Frequently, when we have children in critical care who are developmentally injured, we tend to focus more on the patients who are able to interact. Well, that was not the case with Kathryn. Kathryn hardly ever left the baby’s side. I walked into the unit; Kathryn was at the front desk on the phone holding the baby. Later in the week, I walked past her room, Kathryn was sitting at the computer charting…holding the baby. She talked to her, she held her, she played with her, she loved her. Over the next few days to weeks, the baby began to cry when Kathryn returned her to her bed. So, there went Kathryn…holding the baby- again.

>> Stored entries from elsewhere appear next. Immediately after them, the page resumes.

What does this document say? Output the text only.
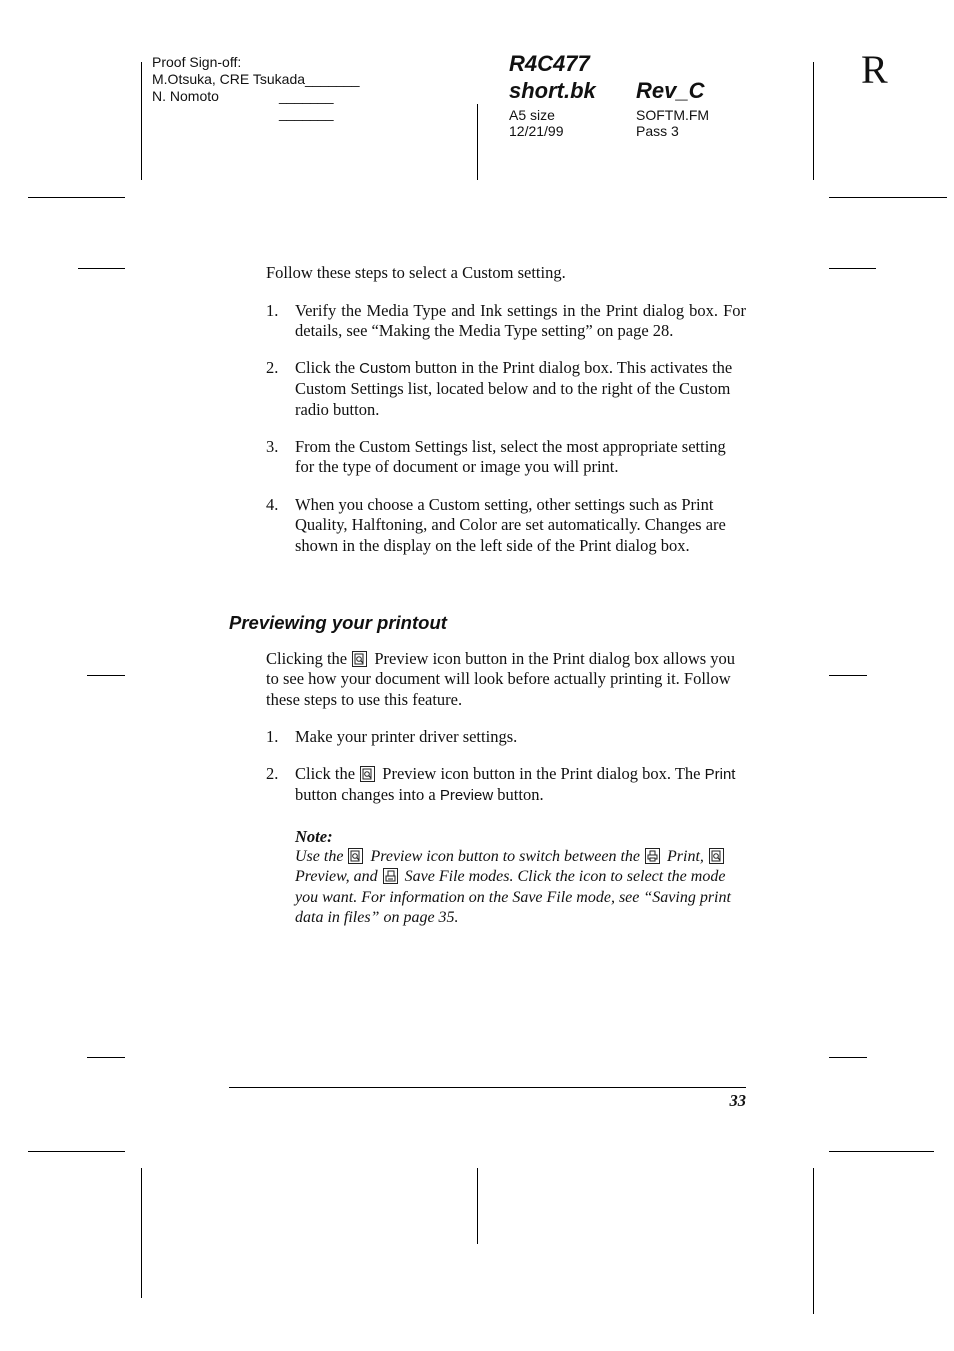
Proof Sign-off:
M.Otsuka, CRE Tsukada_______
N. Nomoto	_______
_______
R4C477
short.bk Rev_C
A5 size
12/21/99
SOFTM.FM
Pass 3
R
Follow these steps to select a Custom setting.
1. Verify the Media Type and Ink settings in the Print dialog box. For details, see “Making the Media Type setting” on page 28.
2. Click the Custom button in the Print dialog box. This activates the Custom Settings list, located below and to the right of the Custom radio button.
3. From the Custom Settings list, select the most appropriate setting for the type of document or image you will print.
4. When you choose a Custom setting, other settings such as Print Quality, Halftoning, and Color are set automatically. Changes are shown in the display on the left side of the Print dialog box.
Previewing your printout
Clicking the
Preview icon button in the Print dialog box allows you to see how your document will look before actually printing it. Follow these steps to use this feature.
1. Make your printer driver settings.
2. Click the
Preview icon button in the Print dialog box. The Print button changes into a Preview button.
Note:
Use the
Preview icon button to switch between the
Print,
Preview, and
Save File modes. Click the icon to select the mode you want. For information on the Save File mode, see “Saving print data in files” on page 35.
33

The patient’s parents, after hearing the news of their daughter’s neurologic devastation, began to stop visiting. Days would go by without a family member visiting.

It’s so easy to neglect those patients who we have classified as not capable of doing or understanding or those cases where we don’t feel that what we do will make a difference in the log term outcome. Kathryn truly went above and beyond her calling when caring for this young child. I count it a true privilege and an honor to work with a nurse who has such love, devotion, compassion, and patience.